Charles Eli Mix (February 4, 1810 – January 15, 1878) was an American civil servant. He served as chief clerk of the Bureau of Indian Affairs from 1850 to 1869. For a brief period in 1858, Mix was commissioner of Indian Affairs. During his time as commissioner, he oversaw the signing of a treaty with the Yankton Sioux Tribe of the Dakota Territory (present-day South Dakota). The Treaty of Washington was signed on April 19, 1858 and ratified by the United States Senate on February 16, 1859. Charles Mix County, South Dakota, organized in 1862, is named after him.

==Early life==
Charles Eli Mix was born on February 4, 1810, in New Haven, Connecticut. He was educated at the Lancaster School in New Haven. At the age of sixteen, Mix moved to Georgetown, Washington, D.C.

==Career==
After moving to Georgetown, Mix entered the mercantile business. His business failed during the Panic of 1837.

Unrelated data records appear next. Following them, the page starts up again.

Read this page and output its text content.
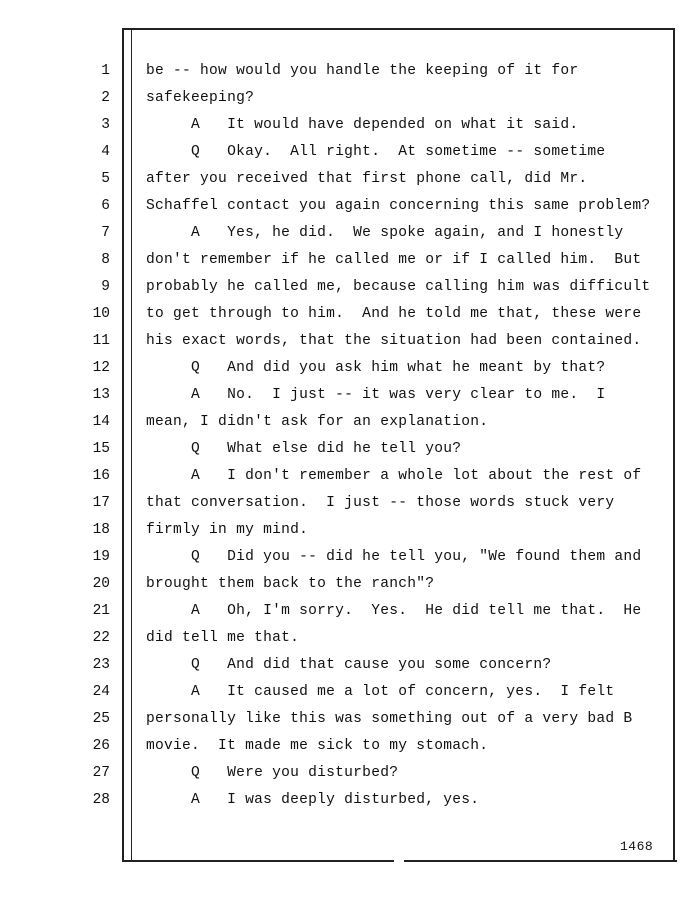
1
2
3
4
5
6
7
8
9
10
11
12
13
14
15
16
17
18
19
20
21
22
23
24
25
26
27
28
be -- how would you handle the keeping of it for
safekeeping?
A   It would have depended on what it said.
Q   Okay.  All right.  At sometime -- sometime
after you received that first phone call, did Mr.
Schaffel contact you again concerning this same problem?
A   Yes, he did.  We spoke again, and I honestly
don't remember if he called me or if I called him.  But
probably he called me, because calling him was difficult
to get through to him.  And he told me that, these were
his exact words, that the situation had been contained.
Q   And did you ask him what he meant by that?
A   No.  I just -- it was very clear to me.  I
mean, I didn't ask for an explanation.
Q   What else did he tell you?
A   I don't remember a whole lot about the rest of
that conversation.  I just -- those words stuck very
firmly in my mind.
Q   Did you -- did he tell you, "We found them and
brought them back to the ranch"?
A   Oh, I'm sorry.  Yes.  He did tell me that.  He
did tell me that.
Q   And did that cause you some concern?
A   It caused me a lot of concern, yes.  I felt
personally like this was something out of a very bad B
movie.  It made me sick to my stomach.
Q   Were you disturbed?
A   I was deeply disturbed, yes.
1468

In 1838, Mix was appointed by President Martin Van Buren as a clerk in the Bureau of Indian Affairs. He was later appointed as chief clerk, under Secretary of the Interior Thomas Ewing, in November 1850. While chief clerk, Mix drafted the Yankton Treaty of April 19, 1858, with the Yankton Sioux Tribe. He was also known for drafting the 1850 Office Copy of the Laws, Regulations, Etc., an important set of regulations for implementing and governing Indian affairs. He served as acting commissioner in August 1853 and June 1856 while George Washington Manypenny was traveling in Nebraska and on temporary absence, respectively. He again served as acting commissioner in April 1857 after the resignation of Manypenny. He was appointed as commissioner of Indian Affairs, after the resignation of James W. Denver, serving from June 14, 1858 to November 8, 1858. Mix resigned, preferring to work behind the scenes. Mix retired from the Bureau of Indian Affairs in 1869.

==Personal life==
Mix married Catharine Upperman, of Georgetown, in 1829. They had five sons and four daughters.

Mix owned a farm, near Ball's Crossroads in Alexandria County, Virginia.

Mix died on January 15, 1878, at his home at 164 High Street in Georgetown. He is interred at Oak Hill Cemetery in the Georgetown neighborhood of Washington, D.C., along with his wife and children.

==Legacy==
Charles Mix County, South Dakota, organized in May 1862, was named after Mix.